Automaker Consortium Battles for US BEV Charging Dominance

Seven global automakers have joined together in a bid to battle Tesla’s dominance of BEV charging infrastructure in the US.

Tesla has recently been seen as having won the battle as the go-to electric car charging stations with both Ford and Volvo announcing its vehicles will now be able to use the installations and Volkswagen in talks to do the same. However, some traditional carmakers are fighting back with a consortium, including BMW, General Motors, Honda, Hyundai, Kia, Mercedes-Benz and Stellantis, in a joint venture to create an extensive nationwide charging network for BEVs.

The joint venture will include the development of a high-powered charging network with at least 30,000 chargers compared to Tesla’s current 1,800 super chargers throughout the country. It hopes to use both public and private investment to accelerate the installation of high-powered charging for BEV owners. The new charging stations will be accessible to all BEVs from any automaker using Combined Charging System (CCS) or North American Charging Standard (NACS) and are expected to meet or exceed the spirit and requirements of the US National Electric Vehicle Infrastructure (NEVI) program.

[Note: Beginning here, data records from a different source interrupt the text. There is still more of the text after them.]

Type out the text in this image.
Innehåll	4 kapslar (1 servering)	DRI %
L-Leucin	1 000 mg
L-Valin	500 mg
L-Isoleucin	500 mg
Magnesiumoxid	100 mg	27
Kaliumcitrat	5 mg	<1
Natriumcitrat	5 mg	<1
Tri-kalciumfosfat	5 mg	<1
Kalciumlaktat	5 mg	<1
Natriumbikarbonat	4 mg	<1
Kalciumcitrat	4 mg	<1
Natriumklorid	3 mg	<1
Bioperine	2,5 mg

The consortium hopes its network will become the leading network of reliable high-powered charging stations in North America. The joint venture is expected to be established this year, subject to customary closing conditions and regulatory approvals. Its first stations are expected to open in the US in the summer of 2024 and in Canada at a later stage. Each site will be equipped with multiple high-powered DC chargers. In line with the sustainability strategies of all seven automakers, the joint venture intends to power the charging network solely by renewable energy.

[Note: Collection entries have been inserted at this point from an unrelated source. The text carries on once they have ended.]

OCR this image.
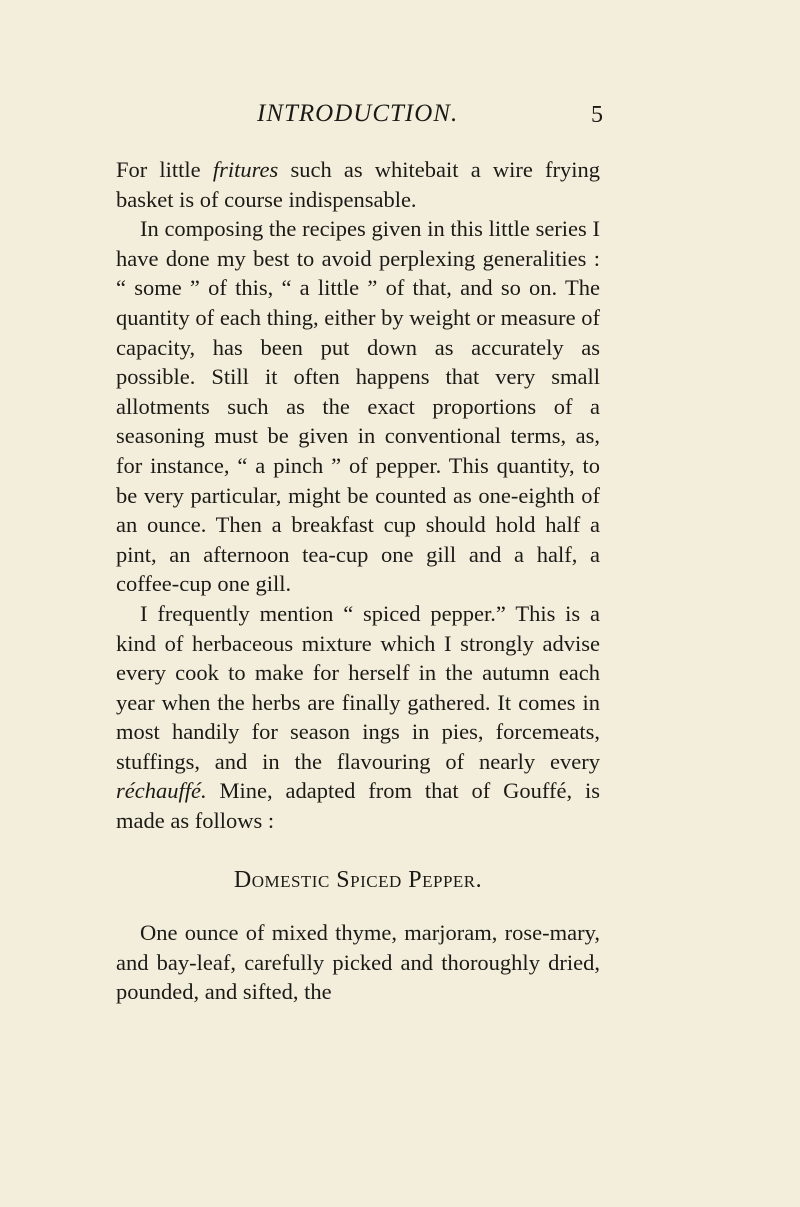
INTRODUCTION.	5

For little fritures such as whitebait a wire frying basket is of course indispensable.

In composing the recipes given in this little series I have done my best to avoid perplexing generalities : “ some ” of this, “ a little ” of that, and so on. The quantity of each thing, either by weight or measure of capacity, has been put down as accurately as possible. Still it often happens that very small allotments such as the exact proportions of a seasoning must be given in conventional terms, as, for instance, “ a pinch ” of pepper. This quantity, to be very particular, might be counted as one-eighth of an ounce. Then a breakfast cup should hold half a pint, an afternoon tea-cup one gill and a half, a coffee-cup one gill.

I frequently mention “ spiced pepper.” This is a kind of herbaceous mixture which I strongly advise every cook to make for herself in the autumn each year when the herbs are finally gathered. It comes in most handily for season ings in pies, forcemeats, stuffings, and in the flavouring of nearly every réchauffé. Mine, adapted from that of Gouffé, is made as follows :

Domestic Spiced Pepper.

One ounce of mixed thyme, marjoram, rose-mary, and bay-leaf, carefully picked and thoroughly dried, pounded, and sifted, the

Stellantis CEO Carlos Tavares, said: “We intend to exceed customer expectations by creating more opportunities for a seamless charging experience given the significant growth expected in the market. We believe that a charging network at scale is vital to protecting freedom of mobility for all, especially as we work to achieve our ambitious carbon neutrality plan. A strong charging network should be available for all – under the same conditions – and be built together with a win-win spirit. I want to thank each colleague involved, as it is a milestone example of our collective intelligence to listen and serve our customers.”